Feeding newborns by bottle is the only way she feels confident that the kids will get a cup of colostrum during that critical time frame of under 12 hours. While many kids are standing and active and ready to nurse shortly after birth, some kids will be too exhausted after delivery to drink much, if any at all. Poirier takes the extra time to make sure they get adequate colostrum, feeding them a few ounces at a time. During the hectic kidding season in February and March, she will be up during the middle of the night to make sure they get an adequate amount of colostrum.

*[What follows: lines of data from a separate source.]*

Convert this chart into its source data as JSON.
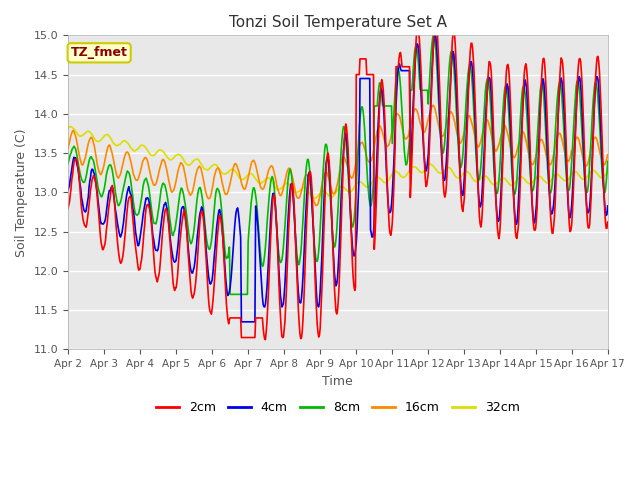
{
  "title": "Tonzi Soil Temperature Set A",
  "xlabel": "Time",
  "ylabel": "Soil Temperature (C)",
  "ylim": [
    11.0,
    15.0
  ],
  "yticks": [
    11.0,
    11.5,
    12.0,
    12.5,
    13.0,
    13.5,
    14.0,
    14.5,
    15.0
  ],
  "x_labels": [
    "Apr 2",
    "Apr 3",
    "Apr 4",
    "Apr 5",
    "Apr 6",
    "Apr 7",
    "Apr 8",
    "Apr 9",
    "Apr 10",
    "Apr 11",
    "Apr 12",
    "Apr 13",
    "Apr 14",
    "Apr 15",
    "Apr 16",
    "Apr 17"
  ],
  "annotation_text": "TZ_fmet",
  "annotation_color": "#8B0000",
  "annotation_bg": "#FFFFCC",
  "annotation_border": "#CCCC00",
  "series_colors": [
    "#FF0000",
    "#0000EE",
    "#00BB00",
    "#FF8800",
    "#DDDD00"
  ],
  "series_labels": [
    "2cm",
    "4cm",
    "8cm",
    "16cm",
    "32cm"
  ],
  "plot_bg_color": "#E8E8E8",
  "fig_bg_color": "#FFFFFF",
  "grid_color": "#FFFFFF"
}
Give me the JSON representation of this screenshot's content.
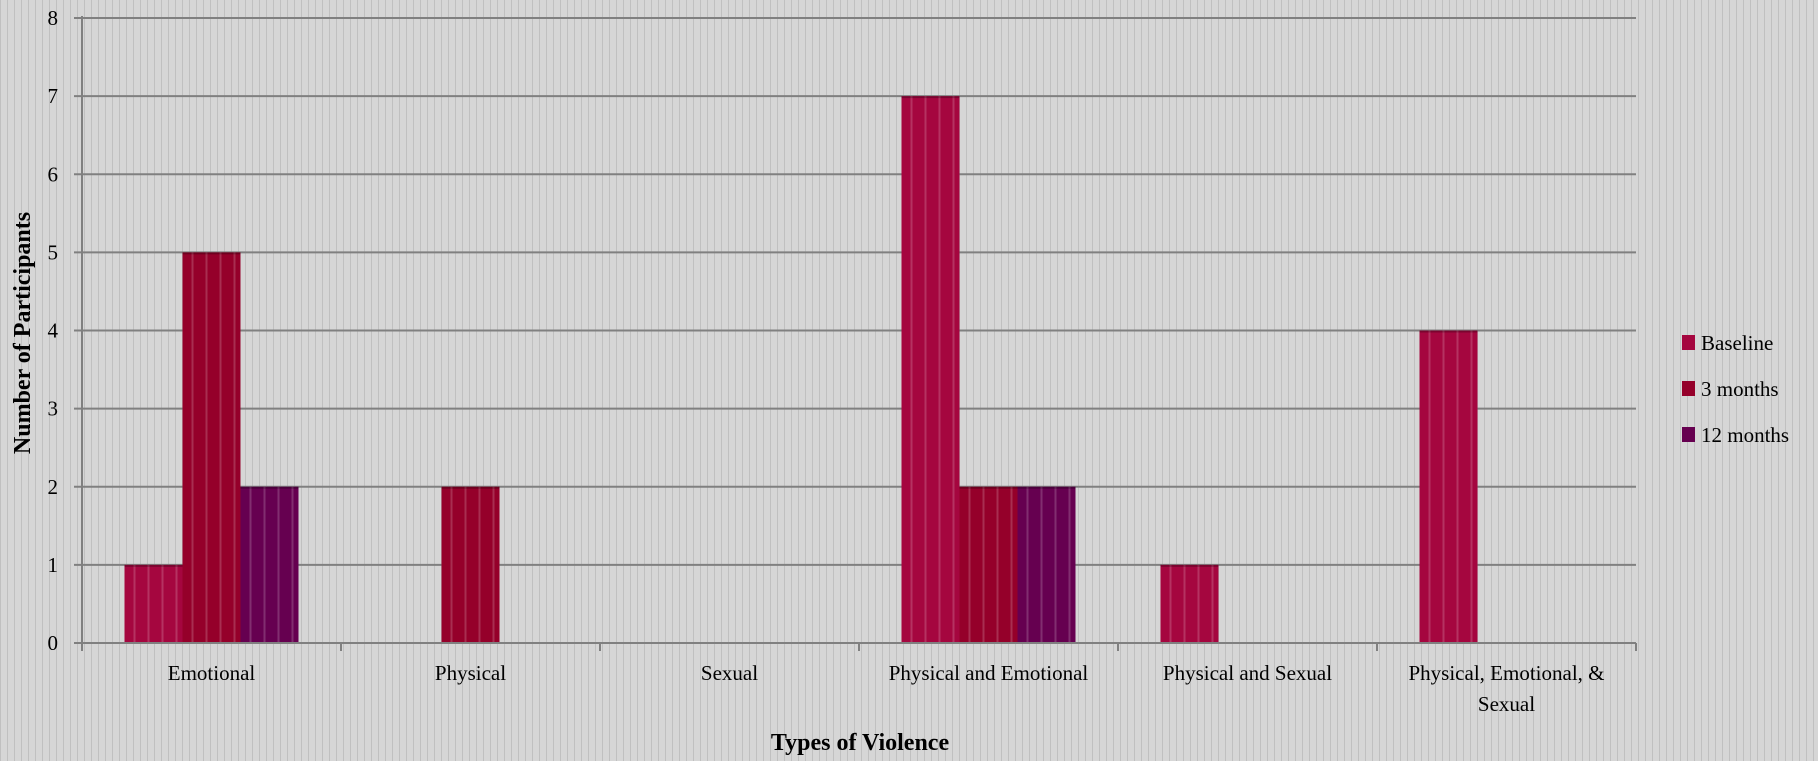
{
  "chart_data": {
    "type": "bar",
    "categories": [
      [
        "Emotional"
      ],
      [
        "Physical"
      ],
      [
        "Sexual"
      ],
      [
        "Physical and Emotional"
      ],
      [
        "Physical and Sexual"
      ],
      [
        "Physical, Emotional, &",
        "Sexual"
      ]
    ],
    "series": [
      {
        "name": "Baseline",
        "color": "#a5063f",
        "values": [
          1,
          0,
          0,
          7,
          1,
          4
        ]
      },
      {
        "name": "3 months",
        "color": "#95002a",
        "values": [
          5,
          2,
          0,
          2,
          0,
          0
        ]
      },
      {
        "name": "12 months",
        "color": "#660050",
        "values": [
          2,
          0,
          0,
          2,
          0,
          0
        ]
      }
    ],
    "xlabel": "Types of Violence",
    "ylabel": "Number of Participants",
    "ylim": [
      0,
      8
    ],
    "yticks": [
      "0",
      "1",
      "2",
      "3",
      "4",
      "5",
      "6",
      "7",
      "8"
    ],
    "grid": true,
    "legend_position": "right"
  }
}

Natural colostrum preferred
Poirier believes there’s no suitable replacement for natural colostrum. The commercial colostrum replacers should be avoided altogether, according to Poirier. If colostrum is not available for the newborn, Poirier said that raw cow milk is a better alternative than a commercial colostrum replacer. If cow milk is to be fed to newborn and young kidlings, it should be nonpasteurized. Pasteurization and homogenization of cow milk alters the fat and protein molecules, making them less digestible for goat kids.
As does begin their lactation, they continue to produce milk that is still too thick and creamy to be bottled for retail sale or processed into yogurt. Poirier collects and continues to feed this milk to the babies. Within a couple of weeks the kids have transitioned from the bottle to buckets and they continue to be fed goat milk collected from the milking herd. Poirier keeps close watch on the kids to ensure that none are falling behind. She stresses that the kids should be fed milk until they are three months of age to assure that bones are developing correctly and their immune systems are strong.
When feeding newborn kids, close attention to the sanitation of feeding equipment is essential. Bacteria grows quickly on uncleaned equipment, and new milk should never be added to old milk that has been sitting around for many hours. Even with a group feeding systems for kids, the buckets and nipples must be cleaned daily.
Once the kids are older, Poirier will feed a commercial milk replacer if in a pinch. Again, her experience with the commercial products fed over a longer period of time has resulted in kids not doing as well. She recommends that only those milk replacers made from “milk components,” as opposed to plant proteins such as soy or canola, be used.
In newborn goats, the rumen has yet to develop. When kids are born the abomasum is the primary stomach chamber and its function is similar to the human stomach – food and milk is broken down by enzymes and acids. So it’s very important that the milk that’s fed to the baby goat is “milk based.” The abomasum in young ruminants does a poor job of digesting plant protein.
Rumen development is a complex process involving the growth of the rumen papillae, which are necessary for proper fermentation of feeds as the goat matures. In goats, rumen development seems to progress rapidly, enabling kids to begin digesting soft hay or grasses by the second week of life. Poirier explains that kids will begin nibbling at hay and other forages a day or two after birth. So solid feed should be made available to the kids immediately. Though they may not derive a lot from nutrition forages in the first weeks of life, the forages help introduce the bacteria necessary for the rumen development as they grow. Poirier also allows kids to nibble on a little bit of the pelleted grain mix the mature lactating does consume in their diet.
Young goat diets also should include a vitamin and mineral supplement as well as plenty of clean, fresh water. Proper diets at the beginning of life and an environment free of pathogen contamination will result in a healthy, productive goat that will remain in the herd for many years.